Verifikasi tahap kedua menyangkut isi hadis (Naqdul Matni). Verifikasi isi sebuah
hadis sebetulnya sudah dilakukan sejak zaman Sahabat Nabi. Salah satu sahabat
yang kerap melakukan hal ini adalah Aisyah Ra dengan menggunakan ayat al-
Qur’an maupun pengalaman pribadinya sebagai istri Rasulullah Saw.
3.5 Memahami Hadis
Sebuah hadis yang berkualitas secara rangkaian perawinya (Sanad), masih
memerlukan verifikasi secara isi (Matan) agar berkualitas dalam kedua aspeknya.
Setelah secara isi juga terbukti kuat, maka tahap berikutnya adalah pemahaman
atas hadis yang juga mesti dilakukan secara hati-hati agar sesuai dengan misi
Islam.

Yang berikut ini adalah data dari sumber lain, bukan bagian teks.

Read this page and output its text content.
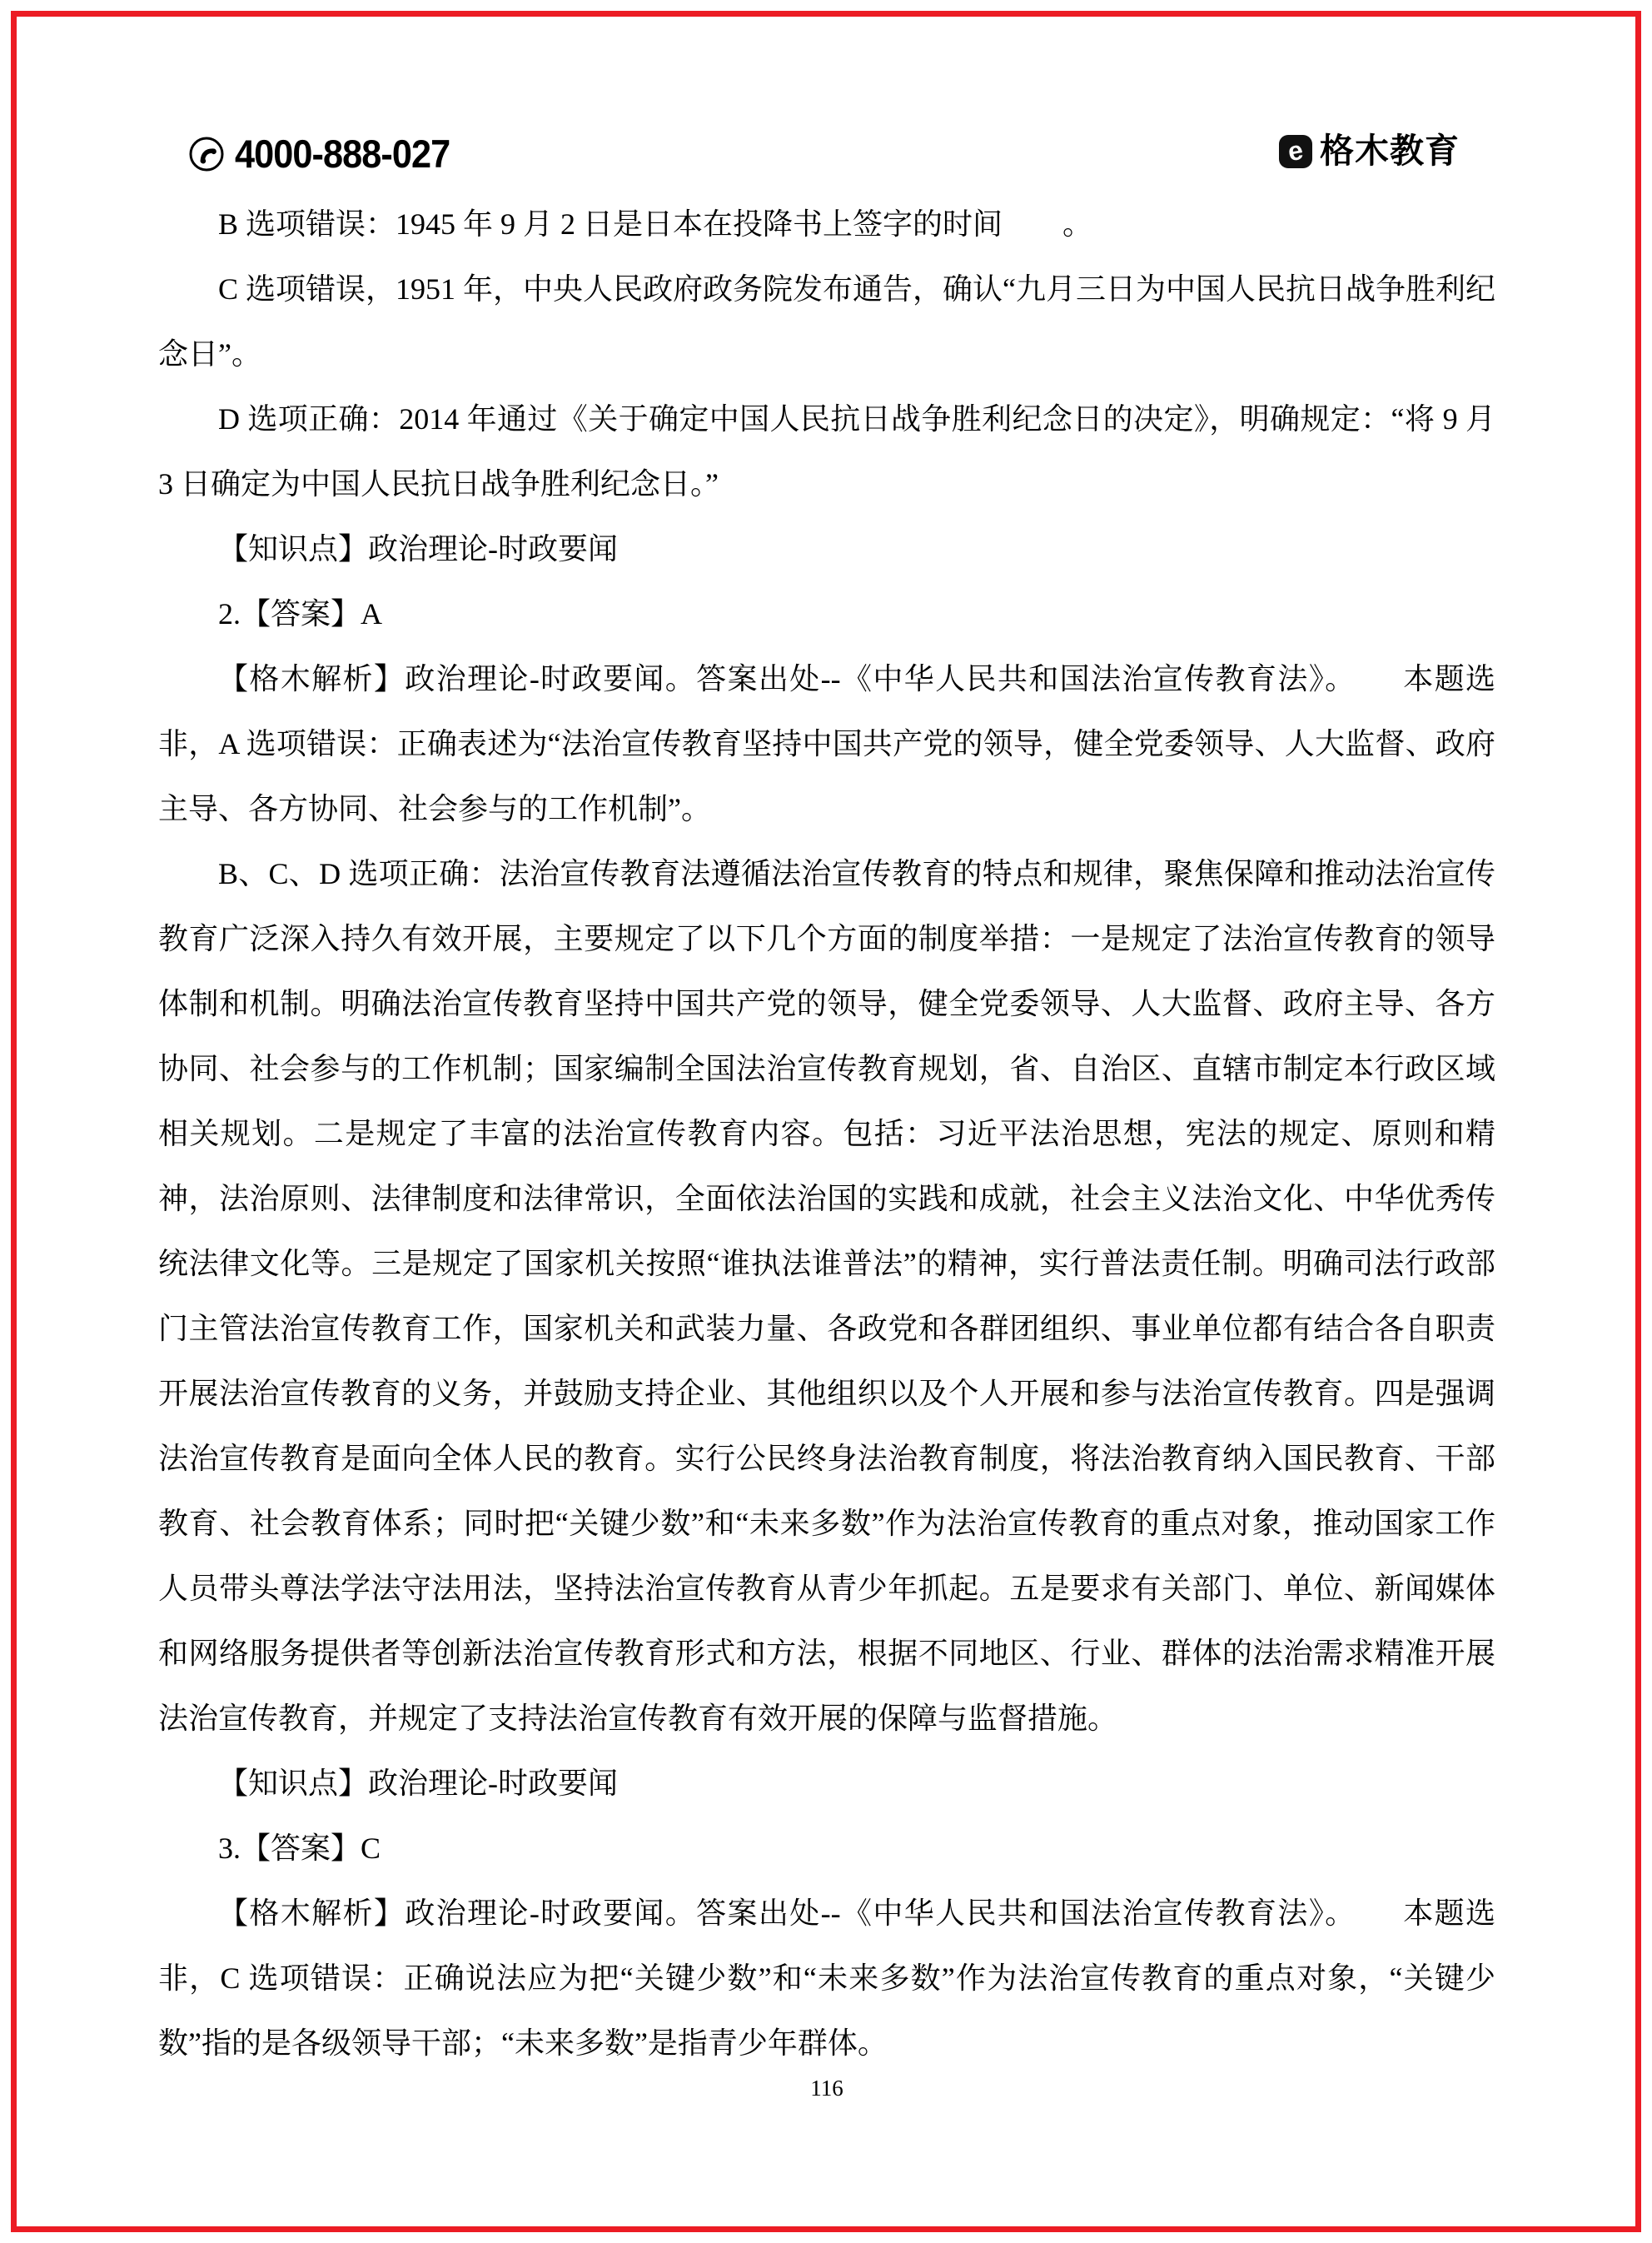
4000-888-027	e 格木教育

B 选项错误：1945 年 9 月 2 日是日本在投降书上签字的时间　　。

C 选项错误，1951 年，中央人民政府政务院发布通告，确认“九月三日为中国人民抗日战争胜利纪念日”。

D 选项正确：2014 年通过《关于确定中国人民抗日战争胜利纪念日的决定》，明确规定：“将 9 月 3 日确定为中国人民抗日战争胜利纪念日。”

【知识点】政治理论-时政要闻

2.【答案】A

【格木解析】政治理论-时政要闻。答案出处--《中华人民共和国法治宣传教育法》。　　本题选非，A 选项错误：正确表述为“法治宣传教育坚持中国共产党的领导，健全党委领导、人大监督、政府主导、各方协同、社会参与的工作机制”。

B、C、D 选项正确：法治宣传教育法遵循法治宣传教育的特点和规律，聚焦保障和推动法治宣传教育广泛深入持久有效开展，主要规定了以下几个方面的制度举措：一是规定了法治宣传教育的领导体制和机制。明确法治宣传教育坚持中国共产党的领导，健全党委领导、人大监督、政府主导、各方协同、社会参与的工作机制；国家编制全国法治宣传教育规划，省、自治区、直辖市制定本行政区域相关规划。二是规定了丰富的法治宣传教育内容。包括：习近平法治思想，宪法的规定、原则和精神，法治原则、法律制度和法律常识，全面依法治国的实践和成就，社会主义法治文化、中华优秀传统法律文化等。三是规定了国家机关按照“谁执法谁普法”的精神，实行普法责任制。明确司法行政部门主管法治宣传教育工作，国家机关和武装力量、各政党和各群团组织、事业单位都有结合各自职责开展法治宣传教育的义务，并鼓励支持企业、其他组织以及个人开展和参与法治宣传教育。四是强调法治宣传教育是面向全体人民的教育。实行公民终身法治教育制度，将法治教育纳入国民教育、干部教育、社会教育体系；同时把“关键少数”和“未来多数”作为法治宣传教育的重点对象，推动国家工作人员带头尊法学法守法用法，坚持法治宣传教育从青少年抓起。五是要求有关部门、单位、新闻媒体和网络服务提供者等创新法治宣传教育形式和方法，根据不同地区、行业、群体的法治需求精准开展法治宣传教育，并规定了支持法治宣传教育有效开展的保障与监督措施。

【知识点】政治理论-时政要闻

3.【答案】C

【格木解析】政治理论-时政要闻。答案出处--《中华人民共和国法治宣传教育法》。　　本题选非，C 选项错误：正确说法应为把“关键少数”和“未来多数”作为法治宣传教育的重点对象，“关键少数”指的是各级领导干部；“未来多数”是指青少年群体。

116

Prinsip dasar dalam memahami sebuah hadis adalah keharusan sejalan
dengan misi Islam dan al-Qur’an yaitu mewujudkan anugerah bagi semesta
sehingga mencerminkan kepasrahan hanya kepada Allah (Islam) dengan hanya
memberikan kepasrahan pada nilai kebaikan bersama, baik sesama manusia
maupun makhluk Allah. Pesan-pesan dalam hadis, sebagaimana pesan al-Qur’an
terdiri dari dua jenis, yaitu pesan Tauhid dan prinsip kebajikan universal yang
bersifat lintas masa dan tempat (Shalihun likulli Zaman wa Makan) dan pesan
kontekstual yang terkait erat dengan situasi sosial yang langsung dihadapi oleh
Rasululllah Saw. ketika itu. Semua petunjuk kontekstual ini tentu saja dijiwai dan
dalam rangka menerapkan pesan-pesan Tauhid dan kebajikan universal dengan
mempertimbangkan keterbatasan dan tantangan yang ada pada masa tersebut. Ada
dua pendekatan yang bisa dipertimbangkan dalam memahami sebuah hadis agar
tetap sejalan dengan misi Islam. Pertama, pemahaman tekstual yakni hanya
mempertimbangkan teksnya semata tanpa melihat dalam kondisi seperti apa
sebuah hadis muncul. Kedua, pendekatan kontekstual. Konsep ini mengingatkan
pentingnya konteks sosial spesifik sebuah hadis agar pesan inti hadis tidak
bertentangan dengan misi Tauhid dan kerahmatan semesta. Pangkal dari
disharmoni itu adalah problem legitimasi normatif kepemimpinan yang dijalankan
pasca Nabi. Dalam hal ini, umat Islam terbagi ke dalam dua pandangan; pertama
kelompok yang berpendapat bahwa kepemimpinan harus berdasarkan kepada nash
(teks). Kedua, kelompok yang berpendapat bahwa kepemimpinan merupakan
bagian dari ijtihad. Kelompok pertama, diidentifikasi sebagai kelompok Syiah
yang meyakini bahwa ada penunjukan langsung dari Nabi Muhammad kepada Ali
untuk menggantikannya sebagai pemimpin umat. Sedangkan kelompok kedua,
diidentifikasi sebagai kelompok Ahl ulSunnah yang menganggap bahwa tidak ada
penunjukan secara jelas kepada Nabi mengenai kepemimpinan setelah beliau
wafat. Kontekstualisasi terhadap hadis itu—dan juga al-Qur’an—yang mendorong
munculnya ilmu fikih dan ushul fikih di dalam khasanah pemikiran Islam. Di
antara upaya kontekstualisasi hadis yang dilakukan oleh para ulama, adalah
dengan menulis karya-karya yang berisi penjelasan terhadap hadis. Tidak kurang
dari 40 karya diterbitkan untuk menjelaskan hadis-hadis yang dihimpun di dalam
Shahih al-Bukhari. Di antara 40 karya itu, karya Ibnu Hajar al-Asqalani, Fath ul-
Bari, merupakan karya yang paling dikenal.
3.6 Kaidah Memahami Hadis
Para ulama telah merumuskan satu bahasan yang diberi nama ilmu ma’anil hadits.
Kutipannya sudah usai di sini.